No response. Then again, what did I expect? I was talking to a parasite. I was dying. And there was a part of me that couldn’t help wishing that Elliot hadn’t left just so I wouldn’t have to be going through this alone.
Not like you.
That was the clearest thing the little interloper had said since the ice rink—like I needed a reminder that I was different. Like I’d ever been able to forget, even for a second, that I wasn’t like other girls—that I wasn’t like anyone.
This wasn’t how I’d pictured spending what could end up being my last night on earth: alone in my bedroom, talking to the voice in my head and feeling sorry for myself. I needed to do something.
At that moment, I would have given anything for the hunt-lust, the restlessness, the purpose I’d felt the night before.

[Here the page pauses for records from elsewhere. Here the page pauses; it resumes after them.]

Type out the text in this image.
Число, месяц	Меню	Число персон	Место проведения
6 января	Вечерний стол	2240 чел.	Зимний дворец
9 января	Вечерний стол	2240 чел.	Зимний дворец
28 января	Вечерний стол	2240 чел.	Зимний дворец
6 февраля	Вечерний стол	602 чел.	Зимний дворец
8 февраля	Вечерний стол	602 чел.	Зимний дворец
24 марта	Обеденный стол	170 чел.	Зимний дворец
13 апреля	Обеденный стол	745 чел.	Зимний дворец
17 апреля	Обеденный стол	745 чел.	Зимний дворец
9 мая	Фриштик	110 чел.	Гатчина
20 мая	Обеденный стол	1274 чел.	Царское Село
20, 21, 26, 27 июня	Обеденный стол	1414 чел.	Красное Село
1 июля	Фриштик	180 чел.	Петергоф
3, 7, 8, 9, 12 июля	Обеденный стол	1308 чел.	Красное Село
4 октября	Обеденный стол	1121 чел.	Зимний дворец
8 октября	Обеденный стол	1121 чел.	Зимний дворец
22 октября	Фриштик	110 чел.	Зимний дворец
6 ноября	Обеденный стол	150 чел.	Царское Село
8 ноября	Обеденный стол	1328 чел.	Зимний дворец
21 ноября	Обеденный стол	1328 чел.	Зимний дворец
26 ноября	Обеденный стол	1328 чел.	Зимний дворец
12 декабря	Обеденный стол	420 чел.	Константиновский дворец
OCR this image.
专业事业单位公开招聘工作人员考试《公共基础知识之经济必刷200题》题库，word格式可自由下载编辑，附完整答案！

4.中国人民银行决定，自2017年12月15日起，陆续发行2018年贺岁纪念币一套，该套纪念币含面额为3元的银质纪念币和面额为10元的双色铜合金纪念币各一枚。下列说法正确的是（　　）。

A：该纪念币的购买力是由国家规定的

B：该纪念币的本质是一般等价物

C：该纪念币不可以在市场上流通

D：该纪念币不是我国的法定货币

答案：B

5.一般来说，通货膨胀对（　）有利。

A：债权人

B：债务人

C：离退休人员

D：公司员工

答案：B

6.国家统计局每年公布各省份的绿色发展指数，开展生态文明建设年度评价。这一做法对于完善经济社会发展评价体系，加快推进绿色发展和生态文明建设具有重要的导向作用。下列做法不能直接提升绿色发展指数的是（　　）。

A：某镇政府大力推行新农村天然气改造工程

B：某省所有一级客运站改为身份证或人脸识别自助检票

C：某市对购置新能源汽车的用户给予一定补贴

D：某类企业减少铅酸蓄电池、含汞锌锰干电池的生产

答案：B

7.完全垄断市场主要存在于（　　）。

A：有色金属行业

Every other day, I was a demon hunter. I was powerful. I was something.
But now?
Now I was just lost and lonely and dying, and the closest thing I had to company was the creature that was kill-ing me.
Lovely.
I could feel my throat tightening, and my eyes started to burn.
Screw this.
I may have been different, I may have been a loner, I may have been a freak, but I wasn’t a crier. Not about this, not about anything. Determined to quell the urge, I turned my attention to the piece of paper Skylar had pressed into my palm as I was leaving Vaughn’s house. I tugged it out of my pocket and unfolded it, careful not to tear the edges.
It’s this thing, Skylar had said. I can’t get it out of my head. I think it might be important.
Staring at the drawing, I had the oddest sense of déjà vu. The symbol was simple: an octagon bisected by a ribbon—or possibly a ladder, spiraling around an invisible line. The shape itself was uneven and asymmetrical, and I got the feeling that drawing was not a talent that Skylar had in any kind of abundance.
I don’t know how long I sat there, staring at the sketch and waiting for the lightbulb moment when everything clicked into place, but all I managed to accomplish was giving myself a headache.
Your body’s working overtime, trying to replace the blood it’s lost.
Thinking back on Vaughn’s diagnosis, I remembered—belatedly—that at lunch, Elliot had mentioned something about one of their brothers being a vet. I snorted.